Más allá de las palabras

18 enero 2007

Interrogantes


Borja tiene un problema. Un problema sin nombre y lo que más le preocupa a él, sin aparente solución.

Era miércoles, mediados de Enero. Un invierno raro, excesivamente cálido. Sentado en el último vagón de un metro impoluto, rodeado de un par de ancianas, varios extranjeros con mochila y algún niño perdido, escuchaba canciones. Él creía que todo lo que en ellas se decía estaba destinado a él. La sensación de haber pasado a ser el centro de todas las letras y melodías que penetraban en sus oídos se había acomodado allí mismo, en ese mundo que separa el auricular de lo que a nuestra imaginación le da por confabular.
Al llegar a la estación de García Noblejas, Borja dejó el asiento que en ese momento ocupaba, a una mujer canosa y entrada en años, que complacida por aquél gesto, le regaló una leve sonrisa. Excesivamente artificial y forzada, pensó él mientras la música no dejaba de fluir y penetrar en unos oídos atentos a todas las señales en forma de tono. En forma de palabras con mensaje.
No tardó en llegar el transbordo. Pueblo Nuevo, línea 5.
En la realidad el camino es corto. Cuando Borja caminaba y dejaba que las escaleras mecánicas le hicieran caminar, el camino no se acababa, pero tampoco la música.

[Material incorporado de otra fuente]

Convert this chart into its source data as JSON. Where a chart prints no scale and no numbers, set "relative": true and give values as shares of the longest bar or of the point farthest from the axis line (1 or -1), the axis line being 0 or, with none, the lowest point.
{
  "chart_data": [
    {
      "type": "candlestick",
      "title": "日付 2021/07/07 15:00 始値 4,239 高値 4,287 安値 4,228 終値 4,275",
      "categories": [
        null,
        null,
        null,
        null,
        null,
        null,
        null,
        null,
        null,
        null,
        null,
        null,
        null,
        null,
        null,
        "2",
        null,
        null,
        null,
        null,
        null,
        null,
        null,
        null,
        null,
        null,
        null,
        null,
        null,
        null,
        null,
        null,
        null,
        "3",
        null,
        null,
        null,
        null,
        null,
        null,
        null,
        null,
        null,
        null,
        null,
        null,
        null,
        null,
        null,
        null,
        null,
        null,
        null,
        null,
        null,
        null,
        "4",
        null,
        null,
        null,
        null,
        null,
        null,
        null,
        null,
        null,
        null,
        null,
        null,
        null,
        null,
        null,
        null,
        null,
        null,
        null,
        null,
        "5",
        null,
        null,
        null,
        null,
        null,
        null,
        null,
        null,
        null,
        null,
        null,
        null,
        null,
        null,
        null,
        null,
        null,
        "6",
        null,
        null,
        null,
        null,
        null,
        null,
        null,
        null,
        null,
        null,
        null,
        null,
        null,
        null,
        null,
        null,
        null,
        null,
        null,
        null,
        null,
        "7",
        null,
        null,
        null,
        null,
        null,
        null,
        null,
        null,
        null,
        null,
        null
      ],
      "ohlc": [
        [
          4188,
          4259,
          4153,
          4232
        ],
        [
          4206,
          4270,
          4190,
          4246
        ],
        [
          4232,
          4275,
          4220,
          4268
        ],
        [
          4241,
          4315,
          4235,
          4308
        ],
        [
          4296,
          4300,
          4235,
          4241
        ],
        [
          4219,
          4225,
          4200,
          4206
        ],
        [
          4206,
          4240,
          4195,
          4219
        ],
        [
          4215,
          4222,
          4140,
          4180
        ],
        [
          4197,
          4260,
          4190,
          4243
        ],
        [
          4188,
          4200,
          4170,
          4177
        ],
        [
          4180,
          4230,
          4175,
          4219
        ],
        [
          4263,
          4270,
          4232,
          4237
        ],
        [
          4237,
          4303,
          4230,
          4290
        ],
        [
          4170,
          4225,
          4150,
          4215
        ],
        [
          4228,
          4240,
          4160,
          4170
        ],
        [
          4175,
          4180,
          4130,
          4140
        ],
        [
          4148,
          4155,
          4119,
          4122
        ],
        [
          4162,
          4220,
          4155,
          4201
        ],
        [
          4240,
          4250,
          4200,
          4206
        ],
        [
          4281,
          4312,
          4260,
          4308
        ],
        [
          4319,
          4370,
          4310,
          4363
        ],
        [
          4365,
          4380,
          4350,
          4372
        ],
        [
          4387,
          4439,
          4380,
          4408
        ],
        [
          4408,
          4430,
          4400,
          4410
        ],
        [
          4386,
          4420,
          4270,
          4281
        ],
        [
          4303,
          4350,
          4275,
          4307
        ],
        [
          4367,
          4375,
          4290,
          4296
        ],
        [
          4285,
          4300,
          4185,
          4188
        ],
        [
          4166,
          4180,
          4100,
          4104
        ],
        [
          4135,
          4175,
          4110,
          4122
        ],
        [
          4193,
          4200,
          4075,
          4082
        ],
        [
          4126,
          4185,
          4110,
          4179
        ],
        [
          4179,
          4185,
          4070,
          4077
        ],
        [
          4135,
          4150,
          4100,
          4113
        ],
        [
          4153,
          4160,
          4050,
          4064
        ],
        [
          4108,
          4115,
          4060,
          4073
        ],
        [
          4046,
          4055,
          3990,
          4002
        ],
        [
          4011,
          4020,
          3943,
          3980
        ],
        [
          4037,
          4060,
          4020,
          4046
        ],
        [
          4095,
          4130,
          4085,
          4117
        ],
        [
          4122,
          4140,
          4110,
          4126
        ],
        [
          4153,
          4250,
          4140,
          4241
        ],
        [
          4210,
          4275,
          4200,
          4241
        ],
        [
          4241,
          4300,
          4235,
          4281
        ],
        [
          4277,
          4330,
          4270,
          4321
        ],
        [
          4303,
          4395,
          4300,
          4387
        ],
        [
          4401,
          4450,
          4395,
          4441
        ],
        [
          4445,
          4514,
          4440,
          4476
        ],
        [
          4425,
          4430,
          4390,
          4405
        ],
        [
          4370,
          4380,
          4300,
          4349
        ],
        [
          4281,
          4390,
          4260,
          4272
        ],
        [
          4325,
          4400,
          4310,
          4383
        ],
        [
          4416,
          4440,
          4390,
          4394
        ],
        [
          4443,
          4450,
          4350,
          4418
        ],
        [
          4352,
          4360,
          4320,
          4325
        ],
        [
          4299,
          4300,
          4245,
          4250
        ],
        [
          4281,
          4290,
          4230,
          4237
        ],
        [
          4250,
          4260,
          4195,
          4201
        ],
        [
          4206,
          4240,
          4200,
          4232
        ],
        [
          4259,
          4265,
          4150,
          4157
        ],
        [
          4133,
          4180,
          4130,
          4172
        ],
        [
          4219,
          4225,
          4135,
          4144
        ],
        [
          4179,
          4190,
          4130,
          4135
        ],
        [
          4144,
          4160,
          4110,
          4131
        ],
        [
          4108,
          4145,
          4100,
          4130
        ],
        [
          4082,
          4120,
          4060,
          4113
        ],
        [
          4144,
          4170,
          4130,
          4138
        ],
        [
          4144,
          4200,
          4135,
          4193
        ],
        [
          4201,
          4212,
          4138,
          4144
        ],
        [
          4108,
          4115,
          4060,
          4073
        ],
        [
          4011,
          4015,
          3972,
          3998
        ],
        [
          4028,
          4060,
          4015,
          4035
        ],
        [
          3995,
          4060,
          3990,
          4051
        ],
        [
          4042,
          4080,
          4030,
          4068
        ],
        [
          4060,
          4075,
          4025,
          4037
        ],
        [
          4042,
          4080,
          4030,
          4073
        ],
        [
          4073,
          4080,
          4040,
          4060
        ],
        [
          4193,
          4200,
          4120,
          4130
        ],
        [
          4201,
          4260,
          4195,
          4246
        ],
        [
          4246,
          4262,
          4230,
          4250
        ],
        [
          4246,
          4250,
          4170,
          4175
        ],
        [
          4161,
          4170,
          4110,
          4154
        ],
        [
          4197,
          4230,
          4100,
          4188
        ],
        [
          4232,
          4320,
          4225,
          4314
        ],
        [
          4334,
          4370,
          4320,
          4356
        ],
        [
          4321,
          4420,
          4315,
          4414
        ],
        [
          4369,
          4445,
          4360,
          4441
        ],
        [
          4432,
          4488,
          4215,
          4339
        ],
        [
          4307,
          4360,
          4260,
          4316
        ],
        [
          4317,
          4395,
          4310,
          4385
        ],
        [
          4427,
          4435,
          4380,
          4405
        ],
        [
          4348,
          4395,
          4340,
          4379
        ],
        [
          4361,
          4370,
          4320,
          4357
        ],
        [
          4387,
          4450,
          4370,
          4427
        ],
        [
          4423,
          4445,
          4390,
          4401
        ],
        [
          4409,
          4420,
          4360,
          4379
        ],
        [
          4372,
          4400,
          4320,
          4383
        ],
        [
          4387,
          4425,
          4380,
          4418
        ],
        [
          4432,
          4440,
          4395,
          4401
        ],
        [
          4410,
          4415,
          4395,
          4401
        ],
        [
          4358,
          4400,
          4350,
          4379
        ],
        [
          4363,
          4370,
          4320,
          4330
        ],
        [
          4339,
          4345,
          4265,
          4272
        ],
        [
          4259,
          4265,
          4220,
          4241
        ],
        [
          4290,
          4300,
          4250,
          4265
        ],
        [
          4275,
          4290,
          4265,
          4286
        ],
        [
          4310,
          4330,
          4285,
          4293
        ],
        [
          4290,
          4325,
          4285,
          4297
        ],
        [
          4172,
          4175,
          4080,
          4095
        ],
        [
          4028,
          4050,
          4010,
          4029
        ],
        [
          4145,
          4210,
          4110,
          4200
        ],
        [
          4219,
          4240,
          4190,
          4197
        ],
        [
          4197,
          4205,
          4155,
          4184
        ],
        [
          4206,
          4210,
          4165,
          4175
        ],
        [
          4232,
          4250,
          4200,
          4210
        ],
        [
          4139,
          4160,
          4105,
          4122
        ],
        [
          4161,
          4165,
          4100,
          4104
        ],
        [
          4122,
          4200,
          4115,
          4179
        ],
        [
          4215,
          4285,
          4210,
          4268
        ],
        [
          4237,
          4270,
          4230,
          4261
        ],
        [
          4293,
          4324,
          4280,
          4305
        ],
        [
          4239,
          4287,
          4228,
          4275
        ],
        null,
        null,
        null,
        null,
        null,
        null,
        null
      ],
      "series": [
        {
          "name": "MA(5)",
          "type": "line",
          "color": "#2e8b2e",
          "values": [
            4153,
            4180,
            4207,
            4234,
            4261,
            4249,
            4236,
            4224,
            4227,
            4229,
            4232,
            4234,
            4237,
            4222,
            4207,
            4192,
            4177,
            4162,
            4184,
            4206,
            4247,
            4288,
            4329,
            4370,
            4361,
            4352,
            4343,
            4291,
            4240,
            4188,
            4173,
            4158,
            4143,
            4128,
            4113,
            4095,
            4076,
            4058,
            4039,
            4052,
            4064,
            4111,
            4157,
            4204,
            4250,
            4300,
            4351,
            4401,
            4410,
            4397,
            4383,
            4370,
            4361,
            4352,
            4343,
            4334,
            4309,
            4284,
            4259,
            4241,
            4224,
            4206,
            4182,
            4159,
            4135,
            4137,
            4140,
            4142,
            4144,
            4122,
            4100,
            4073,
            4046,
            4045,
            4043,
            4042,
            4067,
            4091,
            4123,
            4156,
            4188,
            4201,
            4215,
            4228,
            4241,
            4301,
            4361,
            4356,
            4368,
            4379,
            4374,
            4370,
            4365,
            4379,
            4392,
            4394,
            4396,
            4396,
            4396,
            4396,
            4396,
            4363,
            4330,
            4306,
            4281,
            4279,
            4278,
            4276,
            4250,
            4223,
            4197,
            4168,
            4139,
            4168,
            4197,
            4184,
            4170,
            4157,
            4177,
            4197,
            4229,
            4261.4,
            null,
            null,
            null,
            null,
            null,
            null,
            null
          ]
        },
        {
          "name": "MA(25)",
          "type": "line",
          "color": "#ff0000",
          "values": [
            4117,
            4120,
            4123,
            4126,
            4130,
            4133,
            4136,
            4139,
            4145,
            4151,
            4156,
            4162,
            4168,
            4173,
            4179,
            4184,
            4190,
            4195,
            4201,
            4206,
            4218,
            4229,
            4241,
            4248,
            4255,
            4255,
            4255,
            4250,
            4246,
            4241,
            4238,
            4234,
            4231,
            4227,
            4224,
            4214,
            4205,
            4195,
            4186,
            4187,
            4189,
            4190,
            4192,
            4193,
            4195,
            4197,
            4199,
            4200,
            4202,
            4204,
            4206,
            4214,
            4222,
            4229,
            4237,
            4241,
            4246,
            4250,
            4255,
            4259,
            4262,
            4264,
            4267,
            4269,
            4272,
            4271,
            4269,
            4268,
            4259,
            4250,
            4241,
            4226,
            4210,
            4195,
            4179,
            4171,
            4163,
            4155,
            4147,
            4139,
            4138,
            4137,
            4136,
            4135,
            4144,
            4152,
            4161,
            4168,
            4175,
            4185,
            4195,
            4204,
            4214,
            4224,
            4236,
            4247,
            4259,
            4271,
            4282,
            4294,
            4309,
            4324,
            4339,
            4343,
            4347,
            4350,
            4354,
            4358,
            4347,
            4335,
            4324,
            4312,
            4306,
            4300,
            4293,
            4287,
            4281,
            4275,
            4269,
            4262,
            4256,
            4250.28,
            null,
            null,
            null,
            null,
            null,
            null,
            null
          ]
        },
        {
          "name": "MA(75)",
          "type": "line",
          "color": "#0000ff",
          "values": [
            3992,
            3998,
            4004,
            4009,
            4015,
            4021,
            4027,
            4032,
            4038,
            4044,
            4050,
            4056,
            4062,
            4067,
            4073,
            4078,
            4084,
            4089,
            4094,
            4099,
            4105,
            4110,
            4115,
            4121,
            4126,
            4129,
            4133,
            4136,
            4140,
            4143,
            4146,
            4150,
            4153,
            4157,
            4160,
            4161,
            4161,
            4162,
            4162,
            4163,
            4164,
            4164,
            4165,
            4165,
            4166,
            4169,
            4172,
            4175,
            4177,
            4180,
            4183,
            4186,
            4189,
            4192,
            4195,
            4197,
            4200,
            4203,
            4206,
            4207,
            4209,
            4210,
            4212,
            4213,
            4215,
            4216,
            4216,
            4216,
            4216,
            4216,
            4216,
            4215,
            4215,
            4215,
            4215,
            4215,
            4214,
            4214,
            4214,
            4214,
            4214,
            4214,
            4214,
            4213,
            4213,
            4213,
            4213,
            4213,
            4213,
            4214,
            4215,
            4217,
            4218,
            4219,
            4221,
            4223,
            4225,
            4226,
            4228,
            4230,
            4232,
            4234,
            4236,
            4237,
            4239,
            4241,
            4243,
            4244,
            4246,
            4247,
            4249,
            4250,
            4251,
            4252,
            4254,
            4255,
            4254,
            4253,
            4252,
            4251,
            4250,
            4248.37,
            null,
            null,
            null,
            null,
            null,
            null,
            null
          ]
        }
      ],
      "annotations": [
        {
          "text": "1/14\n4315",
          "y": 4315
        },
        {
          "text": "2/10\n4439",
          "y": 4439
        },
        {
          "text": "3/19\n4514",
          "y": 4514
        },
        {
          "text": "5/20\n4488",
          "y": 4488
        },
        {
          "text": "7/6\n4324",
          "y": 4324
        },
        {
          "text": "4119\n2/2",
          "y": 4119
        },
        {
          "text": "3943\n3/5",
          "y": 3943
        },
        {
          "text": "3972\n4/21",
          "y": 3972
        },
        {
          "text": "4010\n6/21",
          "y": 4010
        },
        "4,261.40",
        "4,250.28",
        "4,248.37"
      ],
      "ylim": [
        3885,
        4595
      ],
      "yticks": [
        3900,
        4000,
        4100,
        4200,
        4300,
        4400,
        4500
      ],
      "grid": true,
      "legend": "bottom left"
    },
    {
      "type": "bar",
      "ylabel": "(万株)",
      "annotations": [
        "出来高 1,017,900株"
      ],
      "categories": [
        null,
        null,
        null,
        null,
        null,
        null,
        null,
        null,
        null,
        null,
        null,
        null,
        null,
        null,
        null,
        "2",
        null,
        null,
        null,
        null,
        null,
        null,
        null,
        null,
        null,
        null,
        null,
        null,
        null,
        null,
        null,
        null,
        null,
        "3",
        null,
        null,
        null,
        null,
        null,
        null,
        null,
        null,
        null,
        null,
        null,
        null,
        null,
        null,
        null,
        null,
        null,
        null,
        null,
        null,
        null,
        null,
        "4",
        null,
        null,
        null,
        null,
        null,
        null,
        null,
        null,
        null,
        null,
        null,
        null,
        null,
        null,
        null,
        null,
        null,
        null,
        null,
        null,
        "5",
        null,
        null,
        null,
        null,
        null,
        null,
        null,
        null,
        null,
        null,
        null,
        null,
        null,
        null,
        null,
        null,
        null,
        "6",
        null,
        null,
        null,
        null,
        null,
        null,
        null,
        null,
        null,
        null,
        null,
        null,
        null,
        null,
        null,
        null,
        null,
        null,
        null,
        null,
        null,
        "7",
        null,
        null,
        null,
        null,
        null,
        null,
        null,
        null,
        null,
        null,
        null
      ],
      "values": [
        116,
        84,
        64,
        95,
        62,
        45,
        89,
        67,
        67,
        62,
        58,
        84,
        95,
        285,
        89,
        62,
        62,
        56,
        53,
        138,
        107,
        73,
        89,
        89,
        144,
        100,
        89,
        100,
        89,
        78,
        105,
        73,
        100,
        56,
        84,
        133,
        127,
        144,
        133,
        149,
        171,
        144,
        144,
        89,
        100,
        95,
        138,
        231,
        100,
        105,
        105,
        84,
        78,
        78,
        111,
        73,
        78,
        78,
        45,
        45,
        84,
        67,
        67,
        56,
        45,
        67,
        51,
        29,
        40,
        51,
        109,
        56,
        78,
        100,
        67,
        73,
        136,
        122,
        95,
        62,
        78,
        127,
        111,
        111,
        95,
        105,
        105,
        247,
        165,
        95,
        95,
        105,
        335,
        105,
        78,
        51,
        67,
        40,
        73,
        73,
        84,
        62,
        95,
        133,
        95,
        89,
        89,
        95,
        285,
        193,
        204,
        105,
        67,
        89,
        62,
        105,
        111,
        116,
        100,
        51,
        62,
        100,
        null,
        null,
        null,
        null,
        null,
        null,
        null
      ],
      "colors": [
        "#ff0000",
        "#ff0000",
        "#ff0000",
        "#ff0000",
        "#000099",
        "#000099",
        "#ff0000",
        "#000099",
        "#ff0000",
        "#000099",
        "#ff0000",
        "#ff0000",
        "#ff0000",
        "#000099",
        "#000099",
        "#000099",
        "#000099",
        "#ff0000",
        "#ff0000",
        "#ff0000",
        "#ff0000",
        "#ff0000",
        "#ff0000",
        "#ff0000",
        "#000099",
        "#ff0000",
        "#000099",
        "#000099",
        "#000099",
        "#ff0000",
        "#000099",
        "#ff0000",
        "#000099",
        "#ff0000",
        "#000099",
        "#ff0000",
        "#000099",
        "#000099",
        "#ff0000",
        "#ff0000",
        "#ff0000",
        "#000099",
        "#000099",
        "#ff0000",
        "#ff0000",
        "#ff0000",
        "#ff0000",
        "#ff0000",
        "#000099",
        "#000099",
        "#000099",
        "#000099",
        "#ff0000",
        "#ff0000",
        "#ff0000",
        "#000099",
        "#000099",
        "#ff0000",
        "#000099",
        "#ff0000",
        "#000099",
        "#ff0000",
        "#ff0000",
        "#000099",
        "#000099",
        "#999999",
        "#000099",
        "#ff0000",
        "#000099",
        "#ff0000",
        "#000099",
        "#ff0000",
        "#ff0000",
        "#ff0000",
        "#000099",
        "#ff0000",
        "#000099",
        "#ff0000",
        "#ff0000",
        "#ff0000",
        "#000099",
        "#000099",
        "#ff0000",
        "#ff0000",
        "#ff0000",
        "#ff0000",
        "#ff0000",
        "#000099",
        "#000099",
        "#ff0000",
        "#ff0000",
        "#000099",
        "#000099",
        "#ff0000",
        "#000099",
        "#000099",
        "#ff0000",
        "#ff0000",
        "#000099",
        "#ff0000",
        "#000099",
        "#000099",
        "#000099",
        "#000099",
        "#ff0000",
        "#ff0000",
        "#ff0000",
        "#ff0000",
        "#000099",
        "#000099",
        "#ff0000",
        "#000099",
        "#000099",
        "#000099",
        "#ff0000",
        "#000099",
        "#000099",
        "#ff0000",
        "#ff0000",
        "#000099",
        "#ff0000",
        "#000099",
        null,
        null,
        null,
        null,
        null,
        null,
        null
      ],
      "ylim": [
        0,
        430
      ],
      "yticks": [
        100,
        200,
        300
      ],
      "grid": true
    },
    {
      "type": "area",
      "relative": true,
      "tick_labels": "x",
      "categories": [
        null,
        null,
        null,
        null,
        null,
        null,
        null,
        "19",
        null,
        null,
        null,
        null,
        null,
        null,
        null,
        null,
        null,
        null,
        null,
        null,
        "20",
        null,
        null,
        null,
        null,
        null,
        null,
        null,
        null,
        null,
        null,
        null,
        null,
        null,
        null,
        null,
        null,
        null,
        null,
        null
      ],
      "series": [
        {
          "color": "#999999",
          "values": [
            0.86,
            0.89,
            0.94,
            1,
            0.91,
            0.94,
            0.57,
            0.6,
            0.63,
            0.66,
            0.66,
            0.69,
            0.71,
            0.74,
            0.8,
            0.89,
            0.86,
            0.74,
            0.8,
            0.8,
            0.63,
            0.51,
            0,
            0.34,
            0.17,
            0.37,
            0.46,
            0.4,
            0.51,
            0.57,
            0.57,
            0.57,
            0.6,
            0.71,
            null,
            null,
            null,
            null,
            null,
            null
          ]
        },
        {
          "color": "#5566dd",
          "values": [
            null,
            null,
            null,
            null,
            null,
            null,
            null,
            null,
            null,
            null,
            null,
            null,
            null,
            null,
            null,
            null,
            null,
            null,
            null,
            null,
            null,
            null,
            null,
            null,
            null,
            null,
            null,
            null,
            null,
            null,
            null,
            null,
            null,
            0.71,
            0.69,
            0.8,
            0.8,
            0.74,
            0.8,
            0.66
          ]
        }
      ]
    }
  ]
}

Esperando la llegada de un nuevo vagón, una presencia familiar sobresaltó a Borja. Una de las caras que fugazmente vio en el andén frontal le resultó conocida. Más tarde, y con la reflexión hecha, Borja se daría cuenta que aquello que había visto, no era más que un deseo. Una de esas ocasiones en las que crees ver algo. Cuando sólo tienes a alguien en la cabeza y crees ver a ese alguien en cada lugar, a cada momento, en cualquier circunstancia. “No, no puede ser. La lógica no miente... pero ¿Y si algún día lo hiciera? ¿Qué pasaría? ¿Se podría ser sincero? ¿Tendría sentido esconder lo que ya es intuido? ¿Bastarían un par de miradas para confirmar lo sospechado?”
Todo esto se planteaba mentalmente Borja mientras esperaba, subía y descendía del vagón que le dejó en la estación de Suanzes. Al fin y al cabo, la música seguía sonando y no tenía mucho sentido detenerse allí... a no ser que dicha música muriera. Ocurrió.

Borja se detuvo mientras caminaba en dirección a las incesantes escaleras mecánicas. Bajó la mirada, enrolló los cables como de costumbre, sin ningún cuidado y cuando quiso alzar de nuevo la cabeza fue demasiado tarde para no advertir la presencia de una señal extraña. Borja sabía que aquello era una señal, ni como ni porqué, sabía que aquel mural de publicidad situado en la esquina del pasillo que daba al andén tenía un significado.
Aún hoy se pregunta quien coloca esas señales en su camino. Aún hoy cree que le están escribiendo el guión de una película de la que desconoce su desenlace. Aún hoy sigue pensando que merece la pena intentar descifrar los códigos y mensajes ocultos de la vida.

Borja tiene un problema. Un problema con nombre y lo que más le preocupa a él, con solución.
¿El nombre? ¿La solución? Le preocupa la solución. No hay nombre que no quede grabado para siempre en un corazón que tan lentamente palpita.